Writer: Jean-Patrick Manchette
Translator: Doug Headline
Artist: Jacques Tardi
Publisher: Fantagraphics
Release Date: February 8, 2015
Based on the 1972 novel Ô dingos, ô châteaux !, Run Like Crazy Run Like Hell is cartoonist Jacques Tardi’s third adaptation of a Jean-Patrick Manchette book, and the graphic novel’s origins are apparent on the page. Tardi leaves the original work’s prosaic narration intact and allows it to carry much of the storytelling. Even with this approach, however, scenes soon fly past with startling rapidity, as the plot proves exceptionally lean and propulsive.
The book concerns Julie — a new nanny to a young boy — and Thompson — a hitman pursuing her to satiate his physical and psychological dependency on murder. Tardi opens with a languid, timid pace, obfuscating the book’s eventual plot and tone. The beginning creates a space that is almost comically, stereotypically French: gliding along at its own pace, more concerned with intonation than story. But, looking back on the entire book, that halcyon prelude resembles the seconds it takes for the sizzling fuse of a bottle rocket to wind down: 20 pages in, the story coalesces and takes off at a concussive, thumping pace. The closest point of reference is Paul Thomas Anderson’s Scientology study, The Master: inconsequential scenes parallel the listless, meandering nature of their subject’s life and then reorganize accordingly the moment that subject begins to find purpose. That said, Tardi’s work directs its anarchic impulse more forcefully than Anderson’s.
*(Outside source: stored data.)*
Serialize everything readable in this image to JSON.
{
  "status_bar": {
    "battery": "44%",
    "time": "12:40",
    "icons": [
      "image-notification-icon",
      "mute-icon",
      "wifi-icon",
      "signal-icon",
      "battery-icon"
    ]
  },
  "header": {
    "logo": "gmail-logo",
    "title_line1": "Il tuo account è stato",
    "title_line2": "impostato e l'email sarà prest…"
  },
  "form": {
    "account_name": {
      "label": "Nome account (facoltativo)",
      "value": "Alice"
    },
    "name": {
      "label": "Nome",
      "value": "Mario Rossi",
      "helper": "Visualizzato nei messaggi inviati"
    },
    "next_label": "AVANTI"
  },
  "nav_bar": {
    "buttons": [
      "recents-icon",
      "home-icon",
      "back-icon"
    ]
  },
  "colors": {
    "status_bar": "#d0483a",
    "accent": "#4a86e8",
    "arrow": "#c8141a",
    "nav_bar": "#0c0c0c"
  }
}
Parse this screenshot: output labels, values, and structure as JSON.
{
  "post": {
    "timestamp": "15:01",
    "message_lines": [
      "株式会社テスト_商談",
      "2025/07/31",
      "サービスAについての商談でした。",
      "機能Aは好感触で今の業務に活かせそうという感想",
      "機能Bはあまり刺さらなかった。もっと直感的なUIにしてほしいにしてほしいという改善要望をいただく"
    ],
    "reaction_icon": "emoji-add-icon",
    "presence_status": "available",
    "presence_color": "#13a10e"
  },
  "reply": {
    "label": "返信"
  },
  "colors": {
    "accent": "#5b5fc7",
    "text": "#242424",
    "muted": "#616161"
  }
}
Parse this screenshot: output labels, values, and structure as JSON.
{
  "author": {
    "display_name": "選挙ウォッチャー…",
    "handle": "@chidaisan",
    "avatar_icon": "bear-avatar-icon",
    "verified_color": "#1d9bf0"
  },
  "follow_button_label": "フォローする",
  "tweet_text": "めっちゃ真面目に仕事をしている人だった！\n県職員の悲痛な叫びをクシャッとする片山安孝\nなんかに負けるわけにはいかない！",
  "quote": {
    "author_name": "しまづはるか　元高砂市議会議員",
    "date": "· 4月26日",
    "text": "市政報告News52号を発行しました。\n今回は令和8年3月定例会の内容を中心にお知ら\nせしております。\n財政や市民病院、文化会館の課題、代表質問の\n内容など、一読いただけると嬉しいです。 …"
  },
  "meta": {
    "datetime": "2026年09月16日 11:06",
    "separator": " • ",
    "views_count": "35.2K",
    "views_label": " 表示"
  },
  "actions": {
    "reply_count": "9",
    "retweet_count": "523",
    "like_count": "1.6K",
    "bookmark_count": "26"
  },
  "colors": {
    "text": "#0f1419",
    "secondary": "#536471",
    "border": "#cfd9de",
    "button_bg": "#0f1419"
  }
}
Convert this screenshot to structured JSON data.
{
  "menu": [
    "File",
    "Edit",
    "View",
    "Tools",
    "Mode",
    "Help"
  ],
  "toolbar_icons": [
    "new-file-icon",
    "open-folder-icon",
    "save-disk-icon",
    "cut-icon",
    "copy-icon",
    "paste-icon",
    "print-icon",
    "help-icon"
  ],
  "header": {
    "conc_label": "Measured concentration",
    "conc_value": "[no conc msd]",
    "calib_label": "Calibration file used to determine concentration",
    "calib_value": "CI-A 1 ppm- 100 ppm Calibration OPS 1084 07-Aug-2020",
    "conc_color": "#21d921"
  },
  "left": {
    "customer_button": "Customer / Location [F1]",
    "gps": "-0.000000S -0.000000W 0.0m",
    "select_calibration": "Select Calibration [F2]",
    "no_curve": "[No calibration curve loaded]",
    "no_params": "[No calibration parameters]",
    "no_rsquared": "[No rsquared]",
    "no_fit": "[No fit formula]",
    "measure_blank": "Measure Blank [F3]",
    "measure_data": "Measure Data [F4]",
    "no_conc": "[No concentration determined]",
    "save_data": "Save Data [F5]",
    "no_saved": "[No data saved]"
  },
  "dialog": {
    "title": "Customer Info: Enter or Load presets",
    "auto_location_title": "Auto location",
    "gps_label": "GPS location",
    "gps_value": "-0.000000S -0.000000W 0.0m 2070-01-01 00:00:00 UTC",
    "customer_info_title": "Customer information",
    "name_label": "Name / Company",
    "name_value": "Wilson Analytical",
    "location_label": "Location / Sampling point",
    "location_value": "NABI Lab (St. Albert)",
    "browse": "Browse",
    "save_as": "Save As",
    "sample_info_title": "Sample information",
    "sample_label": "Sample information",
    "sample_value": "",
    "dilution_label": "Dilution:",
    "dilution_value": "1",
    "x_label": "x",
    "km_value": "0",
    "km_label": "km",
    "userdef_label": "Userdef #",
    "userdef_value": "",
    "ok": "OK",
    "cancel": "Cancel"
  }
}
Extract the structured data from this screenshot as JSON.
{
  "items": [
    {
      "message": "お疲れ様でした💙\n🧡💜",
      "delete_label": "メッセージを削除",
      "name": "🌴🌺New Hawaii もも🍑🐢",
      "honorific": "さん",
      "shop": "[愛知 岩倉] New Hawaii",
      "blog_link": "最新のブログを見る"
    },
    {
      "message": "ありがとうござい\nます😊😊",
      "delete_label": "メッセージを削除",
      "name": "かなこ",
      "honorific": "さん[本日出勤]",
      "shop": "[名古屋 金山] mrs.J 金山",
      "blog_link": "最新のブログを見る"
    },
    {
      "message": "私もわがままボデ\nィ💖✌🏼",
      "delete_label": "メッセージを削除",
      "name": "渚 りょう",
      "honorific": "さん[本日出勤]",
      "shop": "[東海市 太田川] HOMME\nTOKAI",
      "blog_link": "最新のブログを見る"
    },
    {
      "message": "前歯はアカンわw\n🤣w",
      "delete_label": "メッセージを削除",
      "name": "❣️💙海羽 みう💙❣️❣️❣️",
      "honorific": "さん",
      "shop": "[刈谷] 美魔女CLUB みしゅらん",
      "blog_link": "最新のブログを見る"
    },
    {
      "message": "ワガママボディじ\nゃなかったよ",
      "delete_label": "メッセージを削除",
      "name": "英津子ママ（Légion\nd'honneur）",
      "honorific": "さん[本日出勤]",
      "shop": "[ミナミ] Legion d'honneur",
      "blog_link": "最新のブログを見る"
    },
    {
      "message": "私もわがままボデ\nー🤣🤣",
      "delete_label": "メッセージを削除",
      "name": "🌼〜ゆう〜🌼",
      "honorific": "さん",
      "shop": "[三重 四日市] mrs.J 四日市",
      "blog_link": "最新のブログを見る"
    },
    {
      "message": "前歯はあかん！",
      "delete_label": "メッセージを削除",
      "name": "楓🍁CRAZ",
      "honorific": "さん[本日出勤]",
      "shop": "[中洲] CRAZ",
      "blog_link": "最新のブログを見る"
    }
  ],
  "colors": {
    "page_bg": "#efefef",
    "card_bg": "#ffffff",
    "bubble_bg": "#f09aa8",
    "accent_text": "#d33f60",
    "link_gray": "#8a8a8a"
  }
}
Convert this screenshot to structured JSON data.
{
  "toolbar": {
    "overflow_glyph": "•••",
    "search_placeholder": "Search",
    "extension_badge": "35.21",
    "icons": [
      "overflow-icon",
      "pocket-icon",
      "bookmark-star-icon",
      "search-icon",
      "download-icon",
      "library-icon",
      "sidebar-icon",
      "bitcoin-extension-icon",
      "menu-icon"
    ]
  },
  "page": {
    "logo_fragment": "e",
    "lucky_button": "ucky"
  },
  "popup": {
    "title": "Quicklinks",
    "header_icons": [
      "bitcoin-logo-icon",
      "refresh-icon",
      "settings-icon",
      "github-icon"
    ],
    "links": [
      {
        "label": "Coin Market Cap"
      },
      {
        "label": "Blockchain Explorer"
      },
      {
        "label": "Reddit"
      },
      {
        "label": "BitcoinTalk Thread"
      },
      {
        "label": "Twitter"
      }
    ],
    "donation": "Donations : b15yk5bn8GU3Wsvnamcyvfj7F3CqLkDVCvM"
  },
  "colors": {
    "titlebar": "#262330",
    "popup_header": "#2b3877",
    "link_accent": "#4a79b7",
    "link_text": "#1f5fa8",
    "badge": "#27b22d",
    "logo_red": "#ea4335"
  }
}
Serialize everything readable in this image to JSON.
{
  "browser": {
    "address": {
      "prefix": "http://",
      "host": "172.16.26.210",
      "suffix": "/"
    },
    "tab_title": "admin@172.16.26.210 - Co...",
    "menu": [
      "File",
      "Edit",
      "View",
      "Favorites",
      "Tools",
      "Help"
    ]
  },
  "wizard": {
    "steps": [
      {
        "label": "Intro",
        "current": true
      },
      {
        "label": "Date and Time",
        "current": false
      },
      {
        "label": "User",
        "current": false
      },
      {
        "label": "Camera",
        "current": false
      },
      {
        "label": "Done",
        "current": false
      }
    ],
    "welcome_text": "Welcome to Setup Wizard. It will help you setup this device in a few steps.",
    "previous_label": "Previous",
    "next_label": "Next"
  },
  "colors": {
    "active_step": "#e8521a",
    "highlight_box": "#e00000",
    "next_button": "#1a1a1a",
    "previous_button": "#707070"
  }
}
But that controlled chaos makes Run Like Crazy Run Like Hell such an engaging and compelling read. The characters aren’t priority here, and they’re given little interiority besides motivations. Primacy of plot can get boring quick, but Tardi’s skillful application of technique and style elevates the book from the morass of pulp homogeny.
The aforementioned narration isn’t as stripped-down as the kind that Richard Stark made famous in works like The Hunter (“When a fresh-faced guy in a Chevy offered him a lift, Parker told him to go to hell”), but there’s a precision and meter to it that makes it a useful tool in the hands of Tardi. He uses it to shore up gaps in the visual storytelling, keeping the book svelte and manageable at 100-ish pages. Run Like Crazy Run Like Hell is noticeably text-heavy, but unlike some other less-accomplished writers, Tardi’s reliance on text doesn’t feel like a crutch, or an attempt to bridge the gap between comics and prose. It’s very purposeful — a far cry from the overwrought, purple prose of Scott Snyder, early Alan Moore or Mike Carey on a bad day.